GE hired him and then trained him to write COBOL in a few weeks. They placed him on other cotton mills to code order taking software.

That led to a lifetime in programming. He started a company that automated letter writing for members of congress (writing “customized” form letters back to constituents based on their interests). Al Gore was a customer.

Today, he still runs a company that advises mainframe programmers on performance and other matters.

But, it all started because GE was willing to hire and train someone with no experience. It’s a lesson that I continue to hope will be relearned.

How to Signal That You Are Open to Work on Linked In

If you do not currently have a job and want one, you can mark yourself with an Open to Work badge on Linked In. If you have a job, but are open to opportunities, there are ways to signal that without saying it outright.

The first thing you should do is make sure your current job and relevant ones are up-to-date. To show that this was a recent update, perhaps work in the month and year of a recent accomplishment. Generally, updating your resume is a signal that you are open to opportunities. I recommend customized resumes when applying to jobs, but that’s not possible on your Linked In profile, so customize it for the job you wish someone would approach you about.

Make sure your settings are set up so that you are accepting contacts, and that you are open to being contacted. This isn’t as visible as the green Open to Work badge, so it won’t draw attention from your current job, but it lets people know that you are ok with messages.

To draw some attention to your profile, you should have some activity. Reposts and comments are probably good enough.

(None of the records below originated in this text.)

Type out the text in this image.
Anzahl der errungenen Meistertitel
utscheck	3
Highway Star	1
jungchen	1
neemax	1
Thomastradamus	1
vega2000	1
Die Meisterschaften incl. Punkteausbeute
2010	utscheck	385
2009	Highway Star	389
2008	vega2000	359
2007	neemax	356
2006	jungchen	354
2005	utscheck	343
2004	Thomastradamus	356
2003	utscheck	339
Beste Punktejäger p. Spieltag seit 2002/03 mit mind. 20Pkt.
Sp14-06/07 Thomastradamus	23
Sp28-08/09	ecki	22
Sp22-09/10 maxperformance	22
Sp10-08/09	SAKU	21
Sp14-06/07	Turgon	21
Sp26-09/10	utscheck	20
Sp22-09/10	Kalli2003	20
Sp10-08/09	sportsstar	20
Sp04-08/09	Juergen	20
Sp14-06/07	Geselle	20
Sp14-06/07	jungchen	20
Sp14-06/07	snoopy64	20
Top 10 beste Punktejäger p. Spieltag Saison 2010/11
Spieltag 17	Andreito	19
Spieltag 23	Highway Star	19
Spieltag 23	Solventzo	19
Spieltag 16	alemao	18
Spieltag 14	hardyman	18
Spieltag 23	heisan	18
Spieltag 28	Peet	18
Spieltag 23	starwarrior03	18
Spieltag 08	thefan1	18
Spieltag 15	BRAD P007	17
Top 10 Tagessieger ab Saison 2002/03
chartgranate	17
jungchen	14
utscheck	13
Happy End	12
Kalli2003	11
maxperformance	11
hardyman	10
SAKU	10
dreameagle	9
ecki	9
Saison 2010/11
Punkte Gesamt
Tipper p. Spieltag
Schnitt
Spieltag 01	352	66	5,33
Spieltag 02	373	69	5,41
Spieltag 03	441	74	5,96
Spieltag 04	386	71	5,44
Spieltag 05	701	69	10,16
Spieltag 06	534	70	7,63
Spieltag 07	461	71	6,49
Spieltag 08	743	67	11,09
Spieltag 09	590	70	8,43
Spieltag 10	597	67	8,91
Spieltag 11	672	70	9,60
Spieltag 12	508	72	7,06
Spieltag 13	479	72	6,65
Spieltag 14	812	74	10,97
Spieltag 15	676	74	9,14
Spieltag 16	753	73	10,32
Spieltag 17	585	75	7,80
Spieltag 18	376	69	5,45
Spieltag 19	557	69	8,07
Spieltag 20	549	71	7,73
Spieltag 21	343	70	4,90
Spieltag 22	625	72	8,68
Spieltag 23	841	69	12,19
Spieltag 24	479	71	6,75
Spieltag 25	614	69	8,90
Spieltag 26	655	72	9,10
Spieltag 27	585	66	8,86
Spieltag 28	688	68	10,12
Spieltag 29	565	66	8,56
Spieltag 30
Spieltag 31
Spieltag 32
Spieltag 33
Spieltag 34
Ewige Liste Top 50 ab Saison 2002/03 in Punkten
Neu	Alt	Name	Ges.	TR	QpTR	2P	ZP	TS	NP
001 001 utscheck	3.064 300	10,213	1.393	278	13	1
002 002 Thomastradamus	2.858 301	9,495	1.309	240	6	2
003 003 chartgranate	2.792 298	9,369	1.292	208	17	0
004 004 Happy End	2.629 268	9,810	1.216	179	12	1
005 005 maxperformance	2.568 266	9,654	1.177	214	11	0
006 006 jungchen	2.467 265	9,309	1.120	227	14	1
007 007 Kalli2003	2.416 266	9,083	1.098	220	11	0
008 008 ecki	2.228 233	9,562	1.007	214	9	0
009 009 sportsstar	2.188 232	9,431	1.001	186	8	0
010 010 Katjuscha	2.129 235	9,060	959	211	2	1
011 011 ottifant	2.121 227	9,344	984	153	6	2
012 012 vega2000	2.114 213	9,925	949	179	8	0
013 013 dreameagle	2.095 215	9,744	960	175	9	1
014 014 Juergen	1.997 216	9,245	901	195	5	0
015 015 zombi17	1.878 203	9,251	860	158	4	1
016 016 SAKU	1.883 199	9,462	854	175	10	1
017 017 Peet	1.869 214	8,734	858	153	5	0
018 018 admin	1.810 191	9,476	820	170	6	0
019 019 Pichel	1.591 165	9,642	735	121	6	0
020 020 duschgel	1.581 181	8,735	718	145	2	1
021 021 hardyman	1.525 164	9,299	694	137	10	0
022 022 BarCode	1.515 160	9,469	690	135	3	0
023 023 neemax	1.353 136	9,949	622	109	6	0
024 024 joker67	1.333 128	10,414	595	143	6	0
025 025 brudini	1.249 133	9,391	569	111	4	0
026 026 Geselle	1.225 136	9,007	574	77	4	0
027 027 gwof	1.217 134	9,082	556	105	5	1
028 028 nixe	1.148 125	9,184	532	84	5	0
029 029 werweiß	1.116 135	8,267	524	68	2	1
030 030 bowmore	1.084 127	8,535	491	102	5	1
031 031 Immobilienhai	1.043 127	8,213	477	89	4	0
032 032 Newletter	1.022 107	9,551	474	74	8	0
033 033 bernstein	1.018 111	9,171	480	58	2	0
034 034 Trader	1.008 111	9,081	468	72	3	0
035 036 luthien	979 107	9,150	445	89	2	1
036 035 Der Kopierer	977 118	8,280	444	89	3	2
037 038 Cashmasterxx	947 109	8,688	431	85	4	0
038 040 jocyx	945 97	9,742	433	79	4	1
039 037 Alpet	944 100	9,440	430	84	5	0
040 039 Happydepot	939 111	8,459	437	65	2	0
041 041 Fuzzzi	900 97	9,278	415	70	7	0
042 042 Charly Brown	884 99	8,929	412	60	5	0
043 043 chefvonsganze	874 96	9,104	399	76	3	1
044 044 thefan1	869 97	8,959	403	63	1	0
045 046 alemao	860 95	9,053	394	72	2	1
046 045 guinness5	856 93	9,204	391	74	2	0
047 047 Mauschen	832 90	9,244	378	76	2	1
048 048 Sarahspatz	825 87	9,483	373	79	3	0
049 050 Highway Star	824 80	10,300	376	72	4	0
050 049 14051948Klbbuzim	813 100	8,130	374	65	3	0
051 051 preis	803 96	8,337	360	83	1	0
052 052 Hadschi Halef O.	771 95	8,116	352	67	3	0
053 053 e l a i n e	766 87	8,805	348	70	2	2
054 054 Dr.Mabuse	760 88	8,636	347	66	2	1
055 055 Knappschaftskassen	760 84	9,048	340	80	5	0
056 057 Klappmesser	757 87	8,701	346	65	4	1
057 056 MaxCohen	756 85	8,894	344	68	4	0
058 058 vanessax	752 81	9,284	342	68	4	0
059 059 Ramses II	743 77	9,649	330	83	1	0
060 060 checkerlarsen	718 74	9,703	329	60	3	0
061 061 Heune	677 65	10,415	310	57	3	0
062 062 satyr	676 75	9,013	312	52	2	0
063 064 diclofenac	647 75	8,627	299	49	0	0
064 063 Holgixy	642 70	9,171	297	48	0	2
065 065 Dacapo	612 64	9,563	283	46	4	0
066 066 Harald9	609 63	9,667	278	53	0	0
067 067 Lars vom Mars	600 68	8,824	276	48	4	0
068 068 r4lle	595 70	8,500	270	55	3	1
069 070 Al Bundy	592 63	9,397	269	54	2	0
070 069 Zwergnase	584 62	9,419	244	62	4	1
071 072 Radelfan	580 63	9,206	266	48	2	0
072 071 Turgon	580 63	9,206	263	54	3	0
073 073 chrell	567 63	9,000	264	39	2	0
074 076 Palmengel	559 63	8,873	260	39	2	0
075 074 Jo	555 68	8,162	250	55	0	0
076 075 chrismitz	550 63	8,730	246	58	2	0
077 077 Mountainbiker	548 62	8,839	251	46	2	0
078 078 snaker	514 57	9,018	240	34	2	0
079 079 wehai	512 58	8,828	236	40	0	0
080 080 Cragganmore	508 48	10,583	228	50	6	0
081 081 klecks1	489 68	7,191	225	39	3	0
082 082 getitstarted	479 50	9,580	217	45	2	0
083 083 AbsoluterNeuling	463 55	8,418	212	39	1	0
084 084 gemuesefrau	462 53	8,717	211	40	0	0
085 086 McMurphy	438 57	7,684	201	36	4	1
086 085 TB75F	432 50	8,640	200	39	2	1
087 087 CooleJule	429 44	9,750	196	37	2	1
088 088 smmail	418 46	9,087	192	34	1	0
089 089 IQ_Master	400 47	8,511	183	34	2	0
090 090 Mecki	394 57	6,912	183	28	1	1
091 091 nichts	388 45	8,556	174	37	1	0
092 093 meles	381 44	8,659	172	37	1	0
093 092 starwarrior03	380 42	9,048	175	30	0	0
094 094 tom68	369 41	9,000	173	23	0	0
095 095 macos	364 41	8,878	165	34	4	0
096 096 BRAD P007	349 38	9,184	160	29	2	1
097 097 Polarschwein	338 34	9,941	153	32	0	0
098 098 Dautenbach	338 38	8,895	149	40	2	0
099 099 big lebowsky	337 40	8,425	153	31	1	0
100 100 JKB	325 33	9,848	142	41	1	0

Finally, it doesn’t hurt to expand your network. Visit profiles of people that might be interesting to work with and try to connect to them. You might find a chance to build a positive association with them over time. If you have people in your network that would write a recommendation, ask them for it.

Every time I talk to people that don’t use Linked In, they assume that you have to become a LI Influencer to get any attention, but for software developers, it’s enough to just be on it with a filled out profile, a decent network, and some light, but consistent activity. There are lots of people looking for you, and so you just need to make it look like you want to be contacted (if you do).

Job Seekers Should Have Some Linked In Activity

If you are looking for a job, and have a Linked In account, it helps to have some activity in your account.

You don’t need to be a Linked-in influencer, but if there is no activity (or the last thing is very old), then I would assume that person doesn’t even use Linked In. When I’m looking for developers, I skip those profiles because it doesn’t look to me like they want to be contacted. If you are open to being contacted, create some activity—all you need is a few comments and reposts.

If you are looking for something to post, just post that you are looking for a job and what specifically you are looking for. Be specific. Build a Job Statement, and then use that.

I suspect that Linked-in will put you higher in search results as well.